No, no era una pista como para volverse loco, y por tanto Méndez la siguió sin el menor entusiasmo. Pero estaba prácticamente sin trabajo; no le encargaban nada porque dudaban de su eficacia hasta en la Interpol. Encima, la comisaría nueva de la calle Nueva le aburría soberanamente: era limpia, metálica, olía a detergente y no tenía el menor pasillo oscuro donde practicar el acoso sexual. Méndez pasaba en ella el mínimo de horas exigible, aunque por otra parte nadie le había pedido que pasase en ella hora alguna. Aún derramaba lágrimas por la vieja comisaría de la zona, por su portal oscuro, sus cucarachas jubiladas y su balcón desde el que se podía atender al servicio, vigilando a las matronas cuando iban de compra y a las delincuentes en edad de merecer.

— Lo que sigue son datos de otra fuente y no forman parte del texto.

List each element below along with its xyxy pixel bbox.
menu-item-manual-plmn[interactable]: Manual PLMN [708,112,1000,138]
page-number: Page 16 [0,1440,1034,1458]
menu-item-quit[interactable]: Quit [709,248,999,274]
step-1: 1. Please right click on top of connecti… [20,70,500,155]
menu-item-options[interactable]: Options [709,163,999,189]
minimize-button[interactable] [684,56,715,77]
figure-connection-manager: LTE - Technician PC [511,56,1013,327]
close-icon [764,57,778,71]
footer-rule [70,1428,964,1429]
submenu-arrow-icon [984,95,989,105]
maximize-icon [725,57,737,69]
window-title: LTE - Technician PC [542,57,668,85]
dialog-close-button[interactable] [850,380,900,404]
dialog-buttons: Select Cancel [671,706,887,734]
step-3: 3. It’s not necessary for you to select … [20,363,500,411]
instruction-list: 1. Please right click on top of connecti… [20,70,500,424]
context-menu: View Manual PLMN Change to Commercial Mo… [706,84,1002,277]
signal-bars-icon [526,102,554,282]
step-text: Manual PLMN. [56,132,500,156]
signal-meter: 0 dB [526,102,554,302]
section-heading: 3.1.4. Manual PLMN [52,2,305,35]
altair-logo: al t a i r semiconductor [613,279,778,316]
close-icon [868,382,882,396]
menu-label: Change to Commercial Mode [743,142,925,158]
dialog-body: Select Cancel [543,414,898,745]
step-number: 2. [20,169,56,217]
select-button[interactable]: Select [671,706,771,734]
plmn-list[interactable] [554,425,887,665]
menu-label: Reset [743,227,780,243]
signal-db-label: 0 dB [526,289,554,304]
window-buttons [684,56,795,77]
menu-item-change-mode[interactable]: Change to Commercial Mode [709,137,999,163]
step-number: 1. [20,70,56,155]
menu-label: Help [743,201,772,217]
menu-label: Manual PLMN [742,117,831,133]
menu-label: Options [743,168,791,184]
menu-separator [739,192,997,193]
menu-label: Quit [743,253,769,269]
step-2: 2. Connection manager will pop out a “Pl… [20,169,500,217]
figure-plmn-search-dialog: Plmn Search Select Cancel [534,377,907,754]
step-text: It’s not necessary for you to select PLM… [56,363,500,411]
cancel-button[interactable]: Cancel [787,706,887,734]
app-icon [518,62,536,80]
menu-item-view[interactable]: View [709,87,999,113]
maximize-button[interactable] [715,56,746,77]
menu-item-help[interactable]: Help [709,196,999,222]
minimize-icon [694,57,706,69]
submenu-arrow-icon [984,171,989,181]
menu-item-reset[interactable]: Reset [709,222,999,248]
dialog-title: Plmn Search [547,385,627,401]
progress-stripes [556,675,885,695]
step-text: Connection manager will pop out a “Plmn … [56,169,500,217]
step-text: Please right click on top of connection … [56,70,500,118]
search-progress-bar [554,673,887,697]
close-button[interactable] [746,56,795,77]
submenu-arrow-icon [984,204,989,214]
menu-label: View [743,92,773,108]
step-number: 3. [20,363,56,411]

Por tanto, podía dedicar tiempo a pistas que no llevaban a ninguna parte. El primer chuloputas, el primer David del que le habló Julia vivía en el barrio, en una zona de destrucciones masivas: el ayuntamiento, decidido a acabar con el barrio Chino, estaba derribando casas de la guerra de Cuba, abriendo calles y construyendo pisos con balconcito y bidet. En la zona bíblica del primer David había un solar con restos: aún se veían las paredes desnudas de lo que un día fue una casa. Los azulejos blancos de la cocina, tan puestos al día que tenían una mancha de ketchup; la cenefa del comedor, con las manchas de las sillas; una ventana intacta, con la mancha de un recuerdo. Méndez subió al piso del cabrón, una quinta planta que le dejó al borde de los viáticos, y que sin duda había sido antes un palomar o un picadero de gaviotas. El cabrón le recibió en camiseta, le enseñó la documentación (ésa era la excusa de Méndez: fingir que buscaba inmigrantes ilegales), le juró que no vivía ya de ninguna mujer (excepto de la suya), le habló de sus grandes tiempos, cuando tenía cuatro mujeres trabajando para él (una de ellas, su hermana) y de sus fracasos actuales, cuando ya no había buen material, cuando todas las mujeres a las que perseguía ya estaban trabajando en El Corte Inglés. Le echó cuentas de lo que le costaba mantener la colección de gatos que llenaban el piso y que encima aumentaban continuamente (no era extraño, porque dos de ellos estaban tris-tras sobre su propia cama) y le contó sus miserias no amparadas por la Seguridad Social: y es que no existe ninguna nómina de macarras, aunque créame, señor, si le digo que pronto habrá una nómina de maricones fuertemente protegidos. Terminó echándose a llorar y pidiéndole un préstamo a Méndez.